植物の哲学の端緒を開けたは望外の収穫だった。じっくりとは読めなかったとしても、刺激を受けた本、それどころか感銘を受けた本もある。その記録はこのブログに残してある。
ただ、とにかく読み方が忙しない。一日平均十冊ほど目を通す。これはもう読書ではない。さっと読みながら、「使える」ところを探してばかりいる。ほんとうは腰を据えて読むべき本なのに、そんなふうに走り読みしてしまうとき、その本と著者に対して申し訳ないと思う。もっとも、その程度で十分だという代物も掃いて捨てるほどある。いや、そもそも一瞥を与えるにも値しない駄本の量は地球環境を脅かすほどだ。
電子書籍を頻繁に購入するようになったのは今から三年ほど前だが、今では日仏英合わせて1500冊ほどになっている。授業で使うにはとても便利で重宝している。学生たちから要望があれば、当該部分をスクリーンショットですぐに送れる(やりすぎると違法だけれど)。特に、日本語の紙の本は、入手しようとすれば高くつくし時間もかかるから、購入後即読める電子書籍はほんとうにありがたい。

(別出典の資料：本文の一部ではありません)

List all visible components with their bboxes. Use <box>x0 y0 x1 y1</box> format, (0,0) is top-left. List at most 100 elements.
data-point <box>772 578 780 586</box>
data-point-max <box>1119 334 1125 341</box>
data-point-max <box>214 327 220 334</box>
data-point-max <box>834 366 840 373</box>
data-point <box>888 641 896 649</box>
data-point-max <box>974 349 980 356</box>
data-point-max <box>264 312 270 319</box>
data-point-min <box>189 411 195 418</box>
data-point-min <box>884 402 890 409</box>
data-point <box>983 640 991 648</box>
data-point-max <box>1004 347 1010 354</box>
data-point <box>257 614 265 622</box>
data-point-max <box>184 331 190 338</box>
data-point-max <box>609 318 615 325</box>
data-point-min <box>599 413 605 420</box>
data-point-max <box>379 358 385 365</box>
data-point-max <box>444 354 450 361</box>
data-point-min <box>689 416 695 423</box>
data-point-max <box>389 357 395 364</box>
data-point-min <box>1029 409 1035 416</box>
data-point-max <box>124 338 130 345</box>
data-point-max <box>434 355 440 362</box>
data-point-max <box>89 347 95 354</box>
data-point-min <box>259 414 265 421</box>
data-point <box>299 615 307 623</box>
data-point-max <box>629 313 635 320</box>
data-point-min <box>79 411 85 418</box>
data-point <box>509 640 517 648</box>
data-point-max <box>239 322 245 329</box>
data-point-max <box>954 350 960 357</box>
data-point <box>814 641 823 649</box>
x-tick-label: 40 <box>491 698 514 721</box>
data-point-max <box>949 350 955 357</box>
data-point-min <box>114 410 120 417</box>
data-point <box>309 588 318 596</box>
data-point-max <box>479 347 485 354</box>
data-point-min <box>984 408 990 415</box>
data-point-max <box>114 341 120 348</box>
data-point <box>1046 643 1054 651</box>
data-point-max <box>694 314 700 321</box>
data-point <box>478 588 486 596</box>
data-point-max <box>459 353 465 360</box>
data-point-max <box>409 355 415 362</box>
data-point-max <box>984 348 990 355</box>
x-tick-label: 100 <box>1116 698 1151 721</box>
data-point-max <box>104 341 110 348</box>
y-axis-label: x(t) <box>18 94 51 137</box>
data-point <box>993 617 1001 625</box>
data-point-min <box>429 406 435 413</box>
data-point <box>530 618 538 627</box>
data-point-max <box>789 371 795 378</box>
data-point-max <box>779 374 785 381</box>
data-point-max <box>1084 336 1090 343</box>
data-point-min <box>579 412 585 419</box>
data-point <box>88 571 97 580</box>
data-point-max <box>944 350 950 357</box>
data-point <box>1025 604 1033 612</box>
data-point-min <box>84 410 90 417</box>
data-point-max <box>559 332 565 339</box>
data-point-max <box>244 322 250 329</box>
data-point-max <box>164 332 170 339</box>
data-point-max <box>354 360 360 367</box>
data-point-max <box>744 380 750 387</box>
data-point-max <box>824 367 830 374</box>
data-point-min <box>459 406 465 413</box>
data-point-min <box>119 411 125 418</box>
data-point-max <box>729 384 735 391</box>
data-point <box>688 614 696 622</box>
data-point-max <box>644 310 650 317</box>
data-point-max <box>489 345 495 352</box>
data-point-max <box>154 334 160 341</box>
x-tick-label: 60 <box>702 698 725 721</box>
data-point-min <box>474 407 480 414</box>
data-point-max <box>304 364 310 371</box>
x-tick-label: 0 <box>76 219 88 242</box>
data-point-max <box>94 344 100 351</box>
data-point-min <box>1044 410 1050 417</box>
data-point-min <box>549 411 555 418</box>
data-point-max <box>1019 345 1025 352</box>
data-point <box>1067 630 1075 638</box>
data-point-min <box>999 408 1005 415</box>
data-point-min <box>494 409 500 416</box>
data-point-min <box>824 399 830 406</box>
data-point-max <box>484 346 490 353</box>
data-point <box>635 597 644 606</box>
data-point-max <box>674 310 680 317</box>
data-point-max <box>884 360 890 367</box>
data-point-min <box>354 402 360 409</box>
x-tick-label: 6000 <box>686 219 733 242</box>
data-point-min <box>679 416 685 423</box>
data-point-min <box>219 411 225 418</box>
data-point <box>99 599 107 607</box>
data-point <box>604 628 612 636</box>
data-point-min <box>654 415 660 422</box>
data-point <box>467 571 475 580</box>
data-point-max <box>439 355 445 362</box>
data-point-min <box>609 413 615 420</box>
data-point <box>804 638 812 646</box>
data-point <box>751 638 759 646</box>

とはいえ、紙の本でその手触りと重みを感じながら落ち着いて読みたい日本語の本があっても、すぐには入手できないからと、電子書籍版で読むのは、私のような旧世代人には、やはり味気ない。
昨日今日と、本当は紙の本で読みたいと思う電子書籍版の最新刊を一冊ずつ購入した。昨日購入したのが伊藤亜紗の『手の倫理』(講談社選書メチエ)、今日購入したのが渡部泰明の『和歌史 なぜ千年を越えて続いたか』(角川選書)。この二冊を合わせ読むことがまた新たな研究上のパースペクティヴを開いてくれるという直感的確信に今ちょっとウキウキしている。